Published in the Waukegan Gazette, Waukegan, Illinois on Saturday, June 13, 1874
    An ingenious Minnesota youth is to be credited with a novelty in the way of duck hunting. He lives at a beautiful spot known as Rice lake, from the wild rice growing on its margin as thick as wheat in a field. Ducks love this rice, and when they have partaken of a sufficient quantity their flesh becomes of a nature to tempt the palate of an anchorite. But the Rice Lake Ducks, either from experience, or an instinct which may be said to be wisdom intensified, do not like human company, and when they see a hunter approaching, generally hasten out of gunshot range.
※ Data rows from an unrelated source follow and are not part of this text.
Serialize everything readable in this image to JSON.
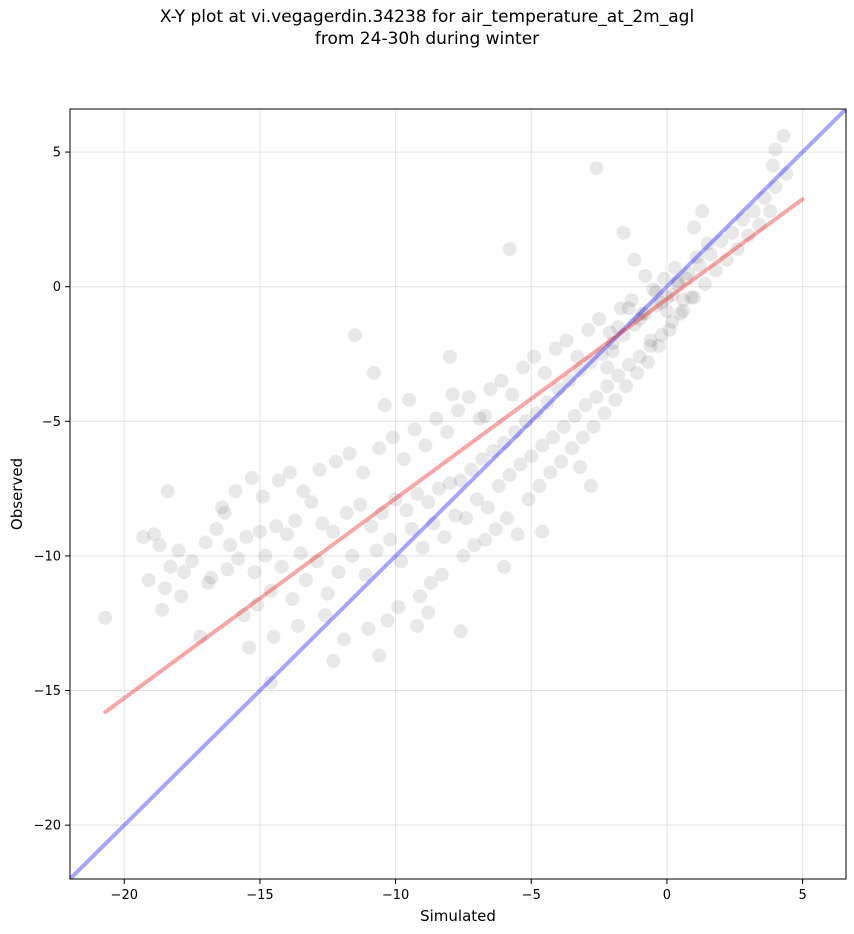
{
  "chart_data": {
    "type": "scatter",
    "title_lines": [
      "X-Y plot at vi.vegagerdin.34238 for air_temperature_at_2m_agl",
      "from 24-30h during winter"
    ],
    "xlabel": "Simulated",
    "ylabel": "Observed",
    "xlim": [
      -22,
      6.6
    ],
    "ylim": [
      -22,
      6.6
    ],
    "xticks": [
      -20,
      -15,
      -10,
      -5,
      0,
      5
    ],
    "yticks": [
      -20,
      -15,
      -10,
      -5,
      0,
      5
    ],
    "xtick_labels": [
      "−20",
      "−15",
      "−10",
      "−5",
      "0",
      "5"
    ],
    "ytick_labels": [
      "−20",
      "−15",
      "−10",
      "−5",
      "0",
      "5"
    ],
    "grid": true,
    "point_color": "#000000",
    "point_opacity": 0.09,
    "identity_line": {
      "color": "#0000ff",
      "x": [
        -22,
        6.6
      ],
      "y": [
        -22,
        6.6
      ]
    },
    "fit_line": {
      "color": "#ee2222",
      "x": [
        -20.7,
        5.0
      ],
      "y": [
        -15.8,
        3.25
      ]
    },
    "points": {
      "x": [
        -20.7,
        -19.3,
        -19.1,
        -18.9,
        -18.7,
        -18.5,
        -18.4,
        -18.3,
        -18.0,
        -17.8,
        -17.5,
        -17.2,
        -17.0,
        -16.8,
        -16.6,
        -16.3,
        -16.1,
        -15.8,
        -15.5,
        -15.2,
        -15.0,
        -14.8,
        -14.4,
        -14.0,
        -13.7,
        -13.5,
        -13.1,
        -12.7,
        -12.3,
        -11.8,
        -11.3,
        -10.9,
        -10.5,
        -10.0,
        -9.6,
        -9.2,
        -8.8,
        -8.4,
        -8.0,
        -7.6,
        -7.2,
        -6.8,
        -6.4,
        -6.0,
        -5.6,
        -5.2,
        -4.8,
        -4.4,
        -4.0,
        -3.6,
        -3.2,
        -2.8,
        -2.4,
        -2.0,
        -1.6,
        -1.2,
        -0.8,
        -0.4,
        0.0,
        0.4,
        0.8,
        1.2,
        1.6,
        2.0,
        2.4,
        2.8,
        3.2,
        3.6,
        4.0,
        4.4,
        -18.6,
        -17.9,
        -16.9,
        -16.2,
        -15.6,
        -15.1,
        -14.6,
        -14.2,
        -13.8,
        -13.3,
        -12.9,
        -12.5,
        -12.1,
        -11.6,
        -11.1,
        -10.7,
        -10.2,
        -9.8,
        -9.4,
        -9.0,
        -8.6,
        -8.2,
        -7.8,
        -7.4,
        -7.0,
        -6.6,
        -6.2,
        -5.8,
        -5.4,
        -5.0,
        -4.6,
        -4.2,
        -3.8,
        -3.4,
        -3.0,
        -2.6,
        -2.2,
        -1.8,
        -1.4,
        -1.0,
        -0.6,
        -0.2,
        0.2,
        0.6,
        1.0,
        1.4,
        1.8,
        2.2,
        2.6,
        3.0,
        3.4,
        3.8,
        -16.4,
        -15.9,
        -15.3,
        -14.9,
        -14.3,
        -13.9,
        -13.4,
        -12.8,
        -12.2,
        -11.7,
        -11.2,
        -10.6,
        -10.1,
        -9.7,
        -9.3,
        -8.9,
        -8.5,
        -8.1,
        -7.7,
        -7.3,
        -6.9,
        -6.5,
        -6.1,
        -5.7,
        -5.3,
        -4.9,
        -4.5,
        -4.1,
        -3.7,
        -3.3,
        -2.9,
        -2.5,
        -2.1,
        -1.7,
        -1.3,
        -0.9,
        -0.5,
        -0.1,
        0.3,
        0.7,
        1.1,
        1.5,
        -15.4,
        -14.5,
        -13.6,
        -12.6,
        -11.9,
        -11.0,
        -10.3,
        -9.9,
        -9.1,
        -8.7,
        -8.3,
        -7.5,
        -7.1,
        -6.7,
        -6.3,
        -5.9,
        -5.1,
        -4.7,
        -4.3,
        -3.9,
        -3.5,
        -3.1,
        -2.7,
        -2.3,
        -1.9,
        -1.5,
        -1.1,
        -0.7,
        -0.3,
        0.1,
        0.5,
        0.9,
        -11.5,
        -10.8,
        -10.4,
        -9.5,
        -8.0,
        -7.9,
        -6.7,
        -5.8,
        -2.6,
        -1.6,
        -1.2,
        -0.8,
        -0.4,
        -0.2,
        0.0,
        0.2,
        0.4,
        0.6,
        -1.8,
        -1.4,
        -1.0,
        -0.6,
        -2.0,
        -2.2,
        1.0,
        1.3,
        3.9,
        4.0,
        4.3,
        -14.6,
        -12.3,
        -10.6,
        -9.2,
        -8.8,
        -7.6,
        -6.0,
        -5.5,
        -4.6,
        -3.2,
        -2.8
      ],
      "y": [
        -12.3,
        -9.3,
        -10.9,
        -9.2,
        -9.6,
        -11.2,
        -7.6,
        -10.4,
        -9.8,
        -10.6,
        -10.2,
        -13.0,
        -9.5,
        -10.8,
        -9.0,
        -8.4,
        -9.6,
        -10.1,
        -9.3,
        -10.6,
        -9.1,
        -10.0,
        -8.9,
        -9.2,
        -8.7,
        -9.9,
        -8.0,
        -8.8,
        -9.1,
        -8.4,
        -8.1,
        -8.9,
        -8.4,
        -7.9,
        -8.3,
        -7.7,
        -8.0,
        -7.5,
        -7.3,
        -7.2,
        -6.8,
        -6.4,
        -6.1,
        -5.8,
        -5.4,
        -5.0,
        -4.7,
        -4.3,
        -3.8,
        -3.5,
        -3.1,
        -2.8,
        -2.5,
        -2.1,
        -1.8,
        -1.4,
        -1.0,
        -0.7,
        -0.4,
        0.1,
        0.5,
        0.8,
        1.2,
        1.7,
        2.0,
        2.5,
        2.8,
        3.3,
        3.7,
        4.2,
        -12.0,
        -11.5,
        -11.0,
        -10.5,
        -12.2,
        -11.8,
        -11.3,
        -10.4,
        -11.6,
        -10.9,
        -10.2,
        -11.4,
        -10.6,
        -10.0,
        -10.7,
        -9.8,
        -9.4,
        -10.2,
        -9.0,
        -9.7,
        -8.8,
        -9.3,
        -8.5,
        -8.6,
        -7.9,
        -8.2,
        -7.4,
        -7.0,
        -6.6,
        -6.3,
        -5.9,
        -5.6,
        -5.2,
        -4.8,
        -4.4,
        -4.1,
        -3.7,
        -3.3,
        -2.9,
        -2.6,
        -2.2,
        -1.8,
        -1.3,
        -0.9,
        -0.4,
        0.1,
        0.6,
        1.0,
        1.4,
        1.9,
        2.3,
        2.8,
        -8.2,
        -7.6,
        -7.1,
        -7.8,
        -7.2,
        -6.9,
        -7.6,
        -6.8,
        -6.5,
        -6.2,
        -6.9,
        -6.0,
        -5.6,
        -6.4,
        -5.3,
        -5.9,
        -4.9,
        -5.4,
        -4.6,
        -4.1,
        -4.9,
        -3.8,
        -3.5,
        -4.0,
        -3.0,
        -2.6,
        -3.2,
        -2.3,
        -2.0,
        -2.6,
        -1.6,
        -1.2,
        -1.7,
        -0.8,
        -0.5,
        -1.0,
        -0.1,
        0.3,
        0.7,
        0.3,
        1.1,
        1.6,
        -13.4,
        -13.0,
        -12.6,
        -12.2,
        -13.1,
        -12.7,
        -12.4,
        -11.9,
        -11.5,
        -11.0,
        -10.7,
        -10.0,
        -9.6,
        -9.4,
        -9.0,
        -8.6,
        -7.9,
        -7.4,
        -6.9,
        -6.5,
        -6.0,
        -5.6,
        -5.2,
        -4.7,
        -4.2,
        -3.7,
        -3.2,
        -2.8,
        -2.2,
        -1.6,
        -1.0,
        -0.4,
        -1.8,
        -3.2,
        -4.4,
        -4.2,
        -2.6,
        -4.0,
        -4.8,
        1.4,
        4.4,
        2.0,
        1.0,
        0.4,
        -0.2,
        -0.6,
        -0.9,
        -0.3,
        0.2,
        -0.5,
        -1.5,
        -0.8,
        -1.2,
        -2.0,
        -2.4,
        -3.0,
        2.2,
        2.8,
        4.5,
        5.1,
        5.6,
        -14.7,
        -13.9,
        -13.7,
        -12.6,
        -12.1,
        -12.8,
        -10.4,
        -9.2,
        -9.1,
        -6.7,
        -7.4
      ]
    }
  }
}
Dick, the youth before alluded to, was particularly fond of ducks and looked with contempt upon the futile efforts of his sire to provide the table with this delicacy. He determined to have some ducks for dinner if it took all the morning to accomplish the task. Proceeding to the cornfield, he selected a large pumpkin, cut a hole in one end, removed its internal arrangements, carried it down to the shore, divested himself of his clothes, placed the pumpkin over his head, and waded in among the rice. In a short time the pioneer of a flock of ducks approached, and imagining the vegetable to be free from guile, encouraged the others to follow. They were partaking of their mututinal meal, when astonishment struck them at the sight of the pioneer suddenly diving-not that there is anything astonishing in a duck diving-but this one dived feet foremost, and neglected to come up. A committee of one was appointed to investigate, and approaching the pumpkin, suddenly made a backward dive and was gone. This was enough for the others. They fled in dismay, and thenceforth numbered as among their deadliest terrors the ingredient of New England pies.
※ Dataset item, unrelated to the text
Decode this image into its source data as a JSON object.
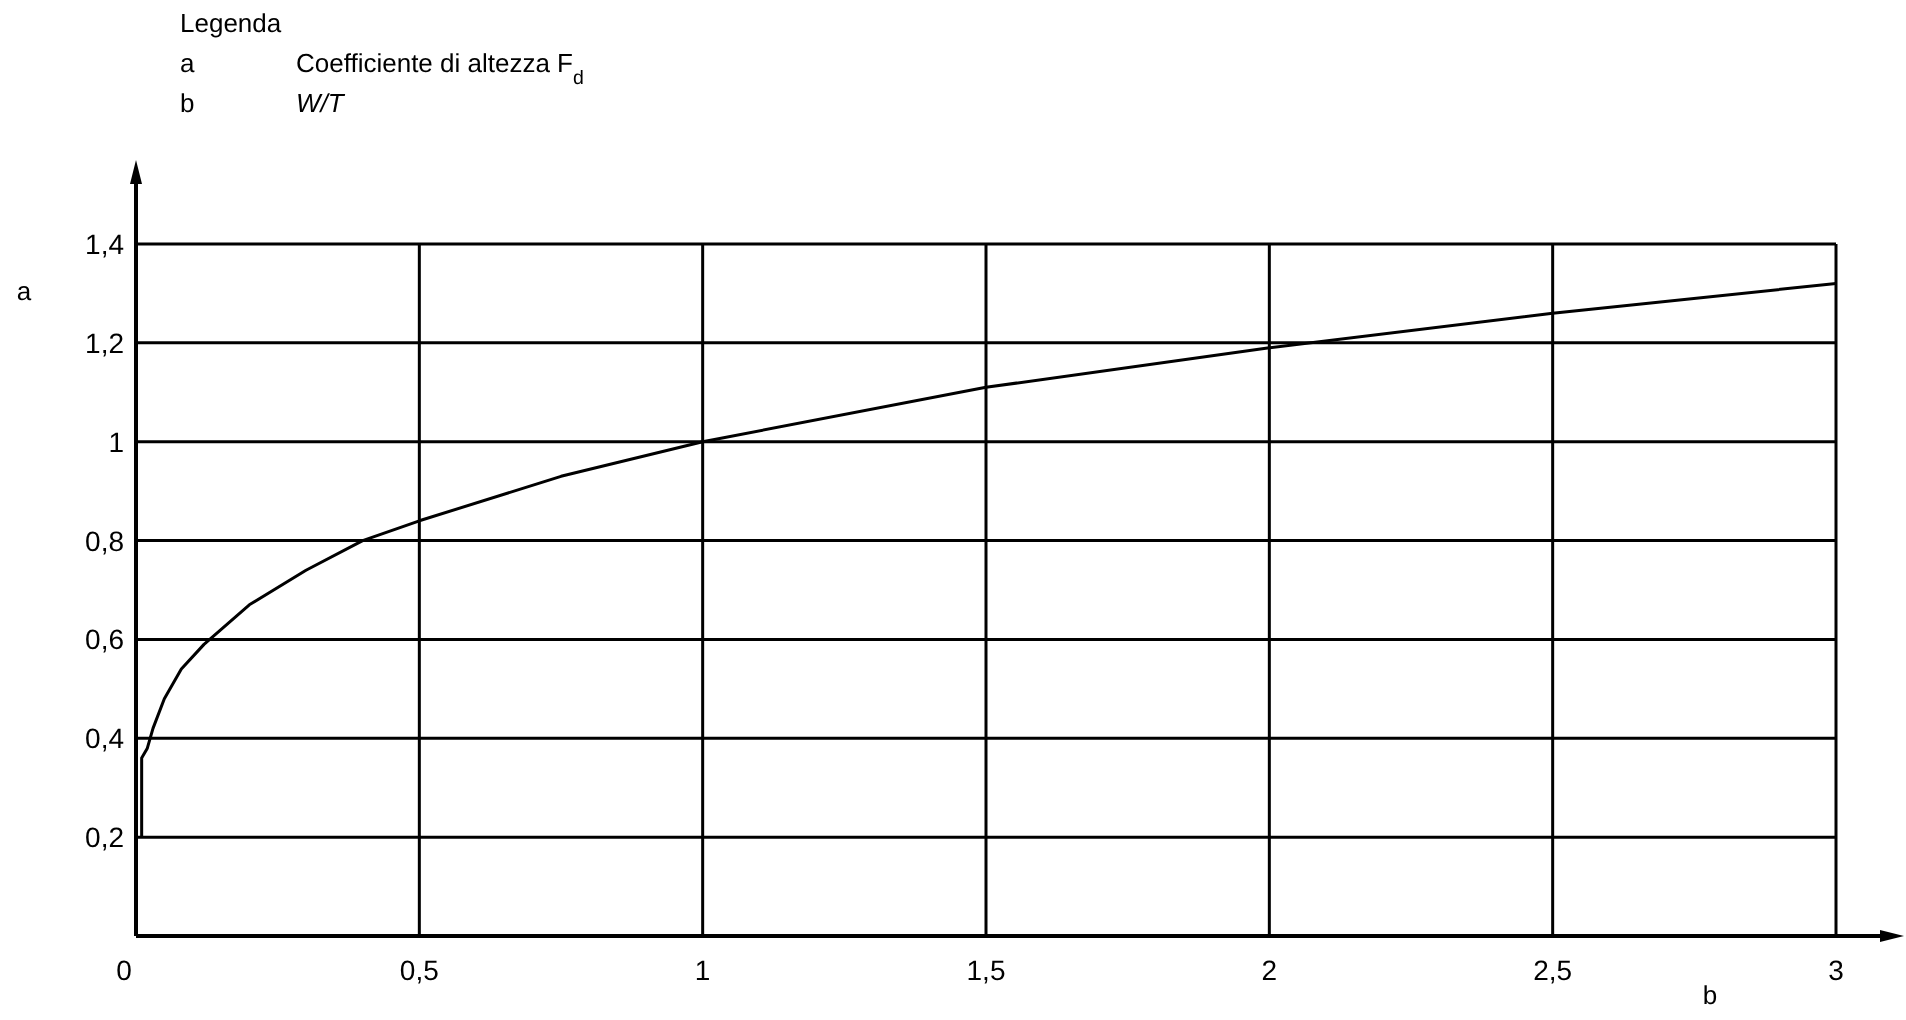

Published in the Waukegan Daily Sun, Waukegan, Illinois on Thursday, November 18, 1909
Charles Ballard Local Barber Said to Have Had Tussie With Bird Emperor.
Admits He Was Beaten.
Shot American Eagle He Says, and Then Tried to Capture Wounded King of Air But Met with Such resistance that Bird Got Away and Even Ballard Cannot Tell Exactly How he Did it.
    Charles Ballard, while out hunting on the flats near Dead river yesterday afternoon, claims to have shot and wounded a large American eagle and engaged in a combat with the wounded king of birds in which he was worsted, the result being that the eagle got away. Ballard, who conducts a barber shop on Market street, states that he noticed the large bird perched upon a dead limb of a pine tree. He fired one shot from his shot gun, wounding the bird in the breast.
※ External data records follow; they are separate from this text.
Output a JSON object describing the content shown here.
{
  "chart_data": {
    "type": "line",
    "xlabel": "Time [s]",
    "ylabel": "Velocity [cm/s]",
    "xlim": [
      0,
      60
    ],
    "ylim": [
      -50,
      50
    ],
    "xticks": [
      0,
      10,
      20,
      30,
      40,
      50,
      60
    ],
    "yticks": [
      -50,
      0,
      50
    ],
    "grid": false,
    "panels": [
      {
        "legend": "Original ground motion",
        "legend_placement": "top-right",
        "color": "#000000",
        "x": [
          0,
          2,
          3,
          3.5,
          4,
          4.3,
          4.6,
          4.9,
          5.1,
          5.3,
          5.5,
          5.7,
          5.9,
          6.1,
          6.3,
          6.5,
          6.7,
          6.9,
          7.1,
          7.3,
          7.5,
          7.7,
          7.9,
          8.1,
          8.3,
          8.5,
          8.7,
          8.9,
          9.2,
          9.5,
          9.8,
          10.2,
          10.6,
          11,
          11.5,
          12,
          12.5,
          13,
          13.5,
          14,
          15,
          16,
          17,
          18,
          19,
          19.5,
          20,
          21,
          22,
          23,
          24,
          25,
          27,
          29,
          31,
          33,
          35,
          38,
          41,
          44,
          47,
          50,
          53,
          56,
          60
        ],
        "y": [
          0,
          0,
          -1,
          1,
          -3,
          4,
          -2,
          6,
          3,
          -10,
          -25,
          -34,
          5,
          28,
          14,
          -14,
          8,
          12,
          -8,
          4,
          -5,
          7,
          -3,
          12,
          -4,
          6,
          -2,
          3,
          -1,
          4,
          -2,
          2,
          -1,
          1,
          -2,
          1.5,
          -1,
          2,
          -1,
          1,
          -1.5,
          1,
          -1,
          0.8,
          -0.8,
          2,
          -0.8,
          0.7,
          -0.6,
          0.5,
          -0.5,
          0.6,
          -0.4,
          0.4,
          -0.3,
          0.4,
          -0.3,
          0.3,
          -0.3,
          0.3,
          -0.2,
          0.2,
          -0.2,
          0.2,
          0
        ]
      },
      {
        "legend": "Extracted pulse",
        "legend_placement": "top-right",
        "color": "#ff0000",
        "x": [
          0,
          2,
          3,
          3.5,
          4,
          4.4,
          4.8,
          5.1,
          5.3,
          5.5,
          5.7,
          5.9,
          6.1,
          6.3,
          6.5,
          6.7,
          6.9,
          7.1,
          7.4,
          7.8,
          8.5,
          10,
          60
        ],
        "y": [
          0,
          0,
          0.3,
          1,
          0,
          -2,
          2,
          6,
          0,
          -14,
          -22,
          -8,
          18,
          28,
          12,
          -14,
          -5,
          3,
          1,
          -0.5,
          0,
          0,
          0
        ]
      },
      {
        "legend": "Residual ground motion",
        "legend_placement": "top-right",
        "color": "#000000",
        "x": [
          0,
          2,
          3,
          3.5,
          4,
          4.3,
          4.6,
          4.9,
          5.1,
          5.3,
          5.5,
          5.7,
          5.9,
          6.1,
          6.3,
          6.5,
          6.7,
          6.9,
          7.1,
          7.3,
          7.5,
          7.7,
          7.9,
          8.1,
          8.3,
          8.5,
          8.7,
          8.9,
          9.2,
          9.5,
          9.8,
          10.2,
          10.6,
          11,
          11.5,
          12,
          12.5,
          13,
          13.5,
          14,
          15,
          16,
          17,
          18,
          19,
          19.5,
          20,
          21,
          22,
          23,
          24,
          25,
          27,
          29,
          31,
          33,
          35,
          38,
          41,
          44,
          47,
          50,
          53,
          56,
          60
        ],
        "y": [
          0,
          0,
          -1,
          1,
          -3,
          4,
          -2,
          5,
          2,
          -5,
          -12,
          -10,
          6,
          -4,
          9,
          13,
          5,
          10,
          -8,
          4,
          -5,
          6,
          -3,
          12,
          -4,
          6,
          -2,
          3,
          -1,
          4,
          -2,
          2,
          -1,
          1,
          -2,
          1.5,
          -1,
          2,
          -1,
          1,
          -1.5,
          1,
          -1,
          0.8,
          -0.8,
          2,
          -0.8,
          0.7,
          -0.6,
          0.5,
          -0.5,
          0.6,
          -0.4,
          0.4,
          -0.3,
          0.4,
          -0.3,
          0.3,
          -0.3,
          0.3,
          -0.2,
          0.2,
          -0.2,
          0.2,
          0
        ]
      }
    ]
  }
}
    After falling to the ground the bird attacked him viciously. He declares that he did not desire to kill the bird outright, preferring to capture it alive. He describes it as measuring seven feet from tip to tip, possessing talons several inches long.
    How the eagle made its escape is a point he is not sure about, but says that in the excitement of the combat it got away. He did not offer much resistance, because when he had been struck once on the shoulder by the powerful wings of the bird, and saw the menacing talons, he was glad to escape without injury.
     George Brisock was near at the time when he shot the eagle but was not close enough to render any assistance in making the capture. Brisock confirms the story, which many of the friends of both are inclined to doubt. Hunters, however, state that they have seen a large eagle on the flats and Ballard and Brisock declare that they are ready to take an oath to the facts which they state.